На конине Ларивонова, которую варили в бабушкином казане, их малая группа выжила. Так все старались сделать. Что могли, только бы перейти. Не всем удалось. До Форта Александровского дошло едва ли две тысячи человек. Оружие же держать в руках могли не больше трехсот. Такой вот ценой дался этот переход.

«Но почему же вы не сдались нам?» - спрашивала она.
«Эх, большевичка ты, большевичка, - качнул он головой, убирая ладонку под гимнастерку. - Есть такая вещь на свете, называется честь казацкая. Чтобы казак да сдался? Лучше погибнуть, но с честью!»

Только в форте Александровском могли прийти в себя. Но и то ненадолго.

Едва похоронили тех, кто больше не мог жить, едва выходили тех, в ком душа еще теплилась, как нагрянули красные. Огромными силами навалились. С моря дессант, флотилия с пушками, с пулеметами. И тогда оставшиеся в силах пошли на прорыв. Несколькими группами, отстреливаясь от матросов и красноармейцев, ушли в пустыню. Он пробился с людьми есаула Самохина. Шестнадцать человек их было поначалу...

Теперь не стало ни карательного батальона Кулика, ни особого отряда Житика, ни самих казаков Самохина. А в последнем бою засыпало его. Бомбу кто-то бросил, бомба разорвалась и обвалила на него саманную стенку мавзолея. Очнулся только когда все было кончено. Несколько раненых красных, правда, ползали там.

Он рассказывал все неторопливо. Не обвиняя, ни сожалея. Рассказывал, как бы вслушиваясь в собственный голос. Так киргизские старики-акыны поют на своем неизвестном наречии.

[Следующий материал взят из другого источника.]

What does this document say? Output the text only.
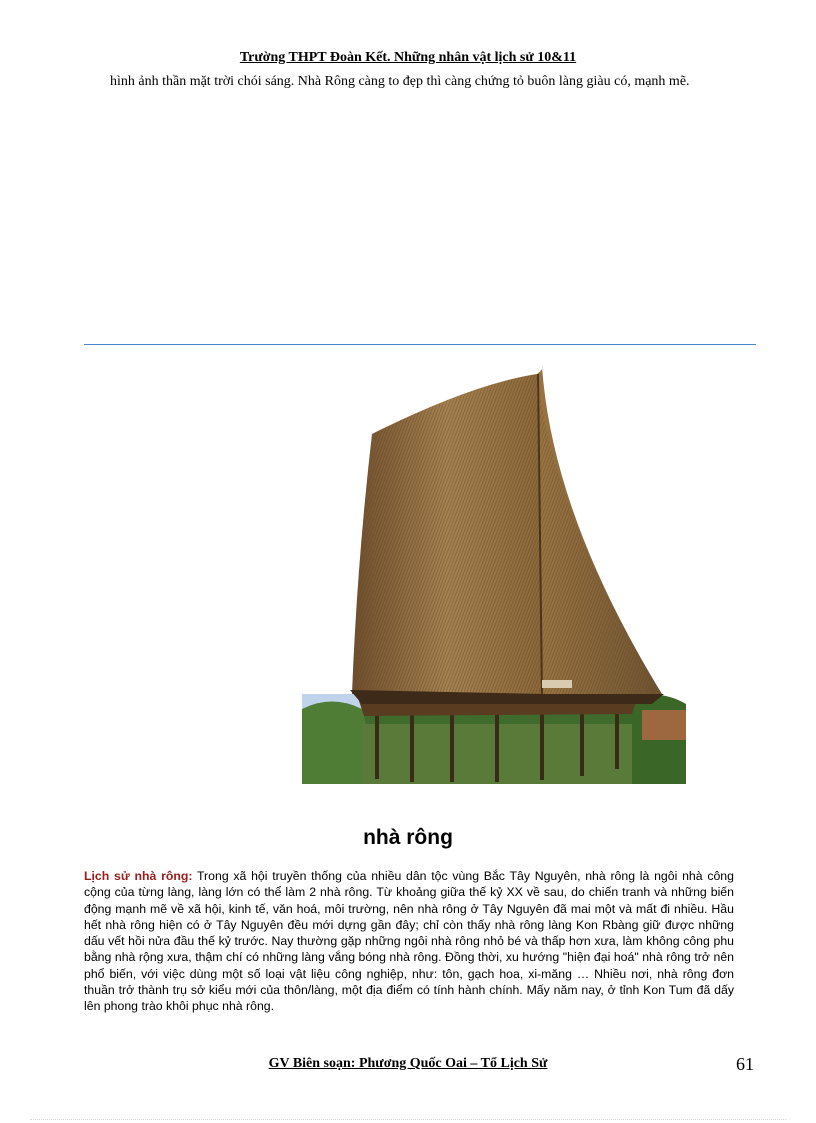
Trường THPT Đoàn Kết. Những nhân vật lịch sử 10&11
hình ảnh thần mặt trời chói sáng. Nhà Rông càng to đẹp thì càng chứng tỏ buôn làng giàu có, mạnh mẽ.
nhà rông
Lịch sử nhà rông: Trong xã hội truyền thống của nhiều dân tộc vùng Bắc Tây Nguyên, nhà rông là ngôi nhà công cộng của từng làng, làng lớn có thể làm 2 nhà rông. Từ khoảng giữa thế kỷ XX về sau, do chiến tranh và những biến động mạnh mẽ về xã hội, kinh tế, văn hoá, môi trường, nên nhà rông ở Tây Nguyên đã mai một và mất đi nhiều. Hầu hết nhà rông hiện có ở Tây Nguyên đều mới dựng gần đây; chỉ còn thấy nhà rông làng Kon Rbàng giữ được những dấu vết hồi nửa đầu thế kỷ trước. Nay thường gặp những ngôi nhà rông nhỏ bé và thấp hơn xưa, làm không công phu bằng nhà rộng xưa, thậm chí có những làng vắng bóng nhà rông. Đồng thời, xu hướng "hiện đại hoá" nhà rông trở nên phổ biến, với việc dùng một số loại vật liệu công nghiệp, như: tôn, gạch hoa, xi-măng … Nhiều nơi, nhà rông đơn thuần trở thành trụ sở kiểu mới của thôn/làng, một địa điểm có tính hành chính. Mấy năm nay, ở tỉnh Kon Tum đã dấy lên phong trào khôi phục nhà rông.
GV Biên soạn: Phương Quốc Oai – Tổ Lịch Sử	61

Она тоже хотела рассказать ему. Про недели в безводной пустыне. Про комиссара Кулика, который мечтал о светлом будущем для всего человечества. Про Житика, у которого казаки запороли до смерти сестру и мать.

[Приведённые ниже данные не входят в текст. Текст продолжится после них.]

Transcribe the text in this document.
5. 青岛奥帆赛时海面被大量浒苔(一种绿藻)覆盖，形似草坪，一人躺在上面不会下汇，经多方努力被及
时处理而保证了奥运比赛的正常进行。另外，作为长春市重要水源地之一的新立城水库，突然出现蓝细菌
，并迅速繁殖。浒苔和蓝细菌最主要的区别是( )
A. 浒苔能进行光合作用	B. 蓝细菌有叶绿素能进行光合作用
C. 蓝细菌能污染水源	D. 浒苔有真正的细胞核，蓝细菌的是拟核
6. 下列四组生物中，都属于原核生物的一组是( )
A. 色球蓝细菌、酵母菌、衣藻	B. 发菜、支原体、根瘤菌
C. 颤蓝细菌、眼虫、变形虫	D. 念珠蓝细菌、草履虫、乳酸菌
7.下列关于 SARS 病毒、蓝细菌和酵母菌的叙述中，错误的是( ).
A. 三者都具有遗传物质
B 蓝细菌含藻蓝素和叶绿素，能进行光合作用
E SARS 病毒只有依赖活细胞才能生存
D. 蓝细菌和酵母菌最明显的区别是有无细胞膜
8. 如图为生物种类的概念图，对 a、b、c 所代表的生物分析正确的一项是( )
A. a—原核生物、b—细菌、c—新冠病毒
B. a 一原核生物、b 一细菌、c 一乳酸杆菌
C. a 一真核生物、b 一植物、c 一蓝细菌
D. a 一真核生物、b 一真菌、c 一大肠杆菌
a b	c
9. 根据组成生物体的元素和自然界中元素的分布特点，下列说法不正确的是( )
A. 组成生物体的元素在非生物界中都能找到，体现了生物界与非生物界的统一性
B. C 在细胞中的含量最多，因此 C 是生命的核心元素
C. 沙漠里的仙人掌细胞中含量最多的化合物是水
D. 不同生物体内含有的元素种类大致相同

Но вдруг осеклась на полуслове. Кулик... Кто он был? На пароходе, когда она отдалась ему в каюте, он поведал ей правду. Пил пиво, грыз тараньку и смеялся: вором я был, Пелашка, а стал вот - коммунистическим комиссаром, товарищ Троцкий и товарищ Смилга меня уважают, еще бы они не уважали меня, если я их власть всеми потрохами души своей защищаю...

А Житик... Накурившись конфискованного кокнара, махал рукой и подмигивал: мамеле у меня в Америке, в Нью-Йорке живет, обожди, разгромим басмачей, Пелашка, я тебя повезу в Америку, я там буду ходить в щиблетах и с тросточкой, как настоящий джентельман... Знаешь, кто такие джентельманы? Эх, ничего-то ты не знаешь о настоящей жизни, Пелашка-постирушка!

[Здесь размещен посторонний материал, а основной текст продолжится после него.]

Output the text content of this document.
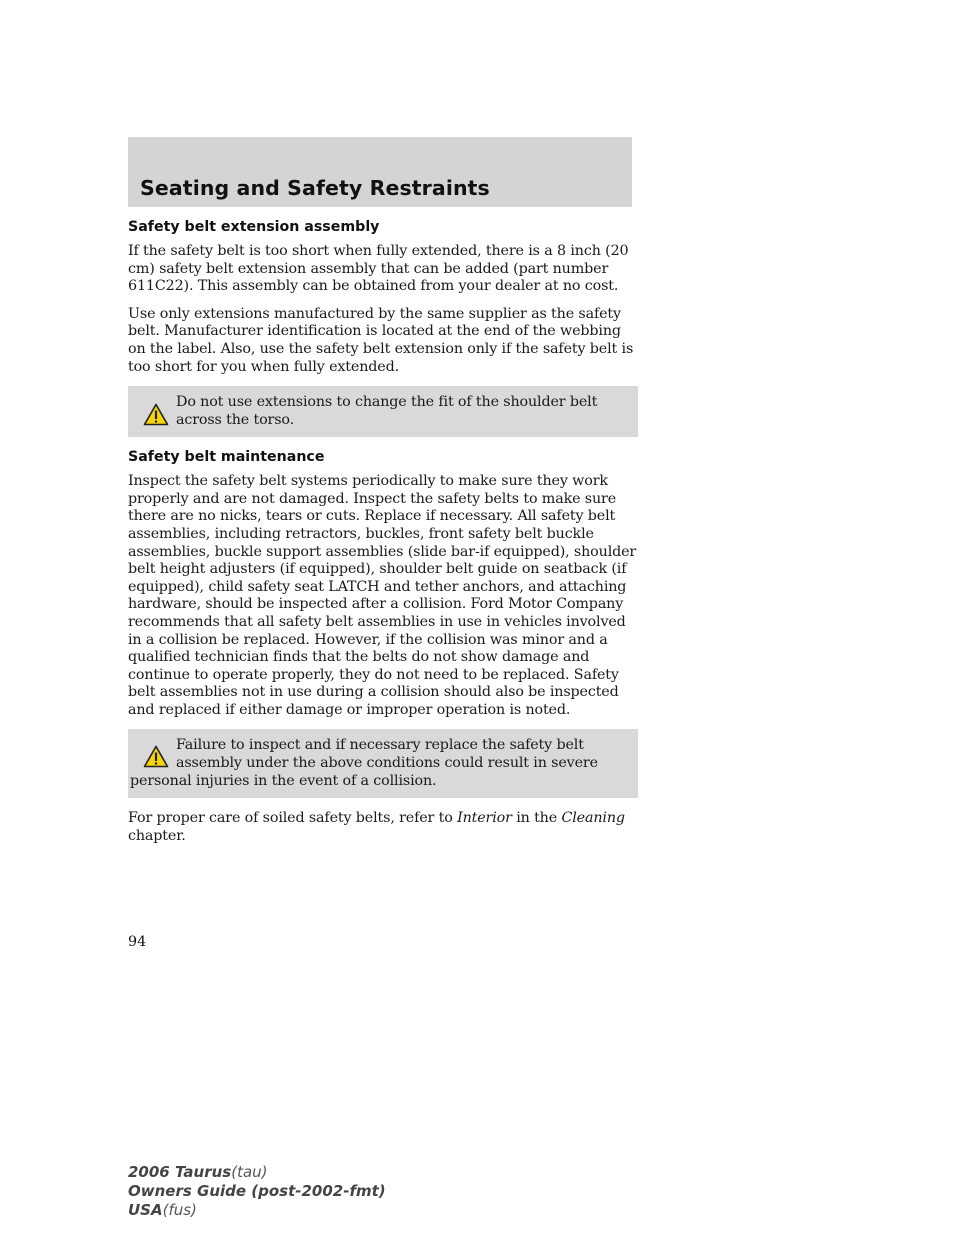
Seating and Safety Restraints
Safety belt extension assembly

If the safety belt is too short when fully extended, there is a 8 inch (20 cm) safety belt extension assembly that can be added (part number 611C22). This assembly can be obtained from your dealer at no cost.

Use only extensions manufactured by the same supplier as the safety belt. Manufacturer identification is located at the end of the webbing on the label. Also, use the safety belt extension only if the safety belt is too short for you when fully extended.

Do not use extensions to change the fit of the shoulder belt across the torso.
Safety belt maintenance

Inspect the safety belt systems periodically to make sure they work properly and are not damaged. Inspect the safety belts to make sure there are no nicks, tears or cuts. Replace if necessary. All safety belt assemblies, including retractors, buckles, front safety belt buckle assemblies, buckle support assemblies (slide bar-if equipped), shoulder belt height adjusters (if equipped), shoulder belt guide on seatback (if equipped), child safety seat LATCH and tether anchors, and attaching hardware, should be inspected after a collision. Ford Motor Company recommends that all safety belt assemblies in use in vehicles involved in a collision be replaced. However, if the collision was minor and a qualified technician finds that the belts do not show damage and continue to operate properly, they do not need to be replaced. Safety belt assemblies not in use during a collision should also be inspected and replaced if either damage or improper operation is noted.

Failure to inspect and if necessary replace the safety belt
assembly under the above conditions could result in severe
personal injuries in the event of a collision.

For proper care of soiled safety belts, refer to Interior in the Cleaning chapter.

94
2006 Taurus(tau)
Owners Guide (post-2002-fmt)
USA(fus)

Здесь, на краю света, в безводной страшной пустыне все стало для нее на свои места. Правда оказалось правдой, а ложь - ложью. Этот долговязый беляк, что жевал горькие корешки и залеплял ей рану, оказался будто из другого мира.

Там все было по-старому, по-доброму. Был труд, который знали его руки: поймать рыбу, приготовить ее к празднику, подстрелить горного барана, освежевать тушу, запастись пищей впрок, собрать топлива, поддержать огонь, сварить чай, помолиться до еды, помолиться после. Была еще страшная в своей красоте любовь - когда его старики ушли вместе, не желая оставить один другого.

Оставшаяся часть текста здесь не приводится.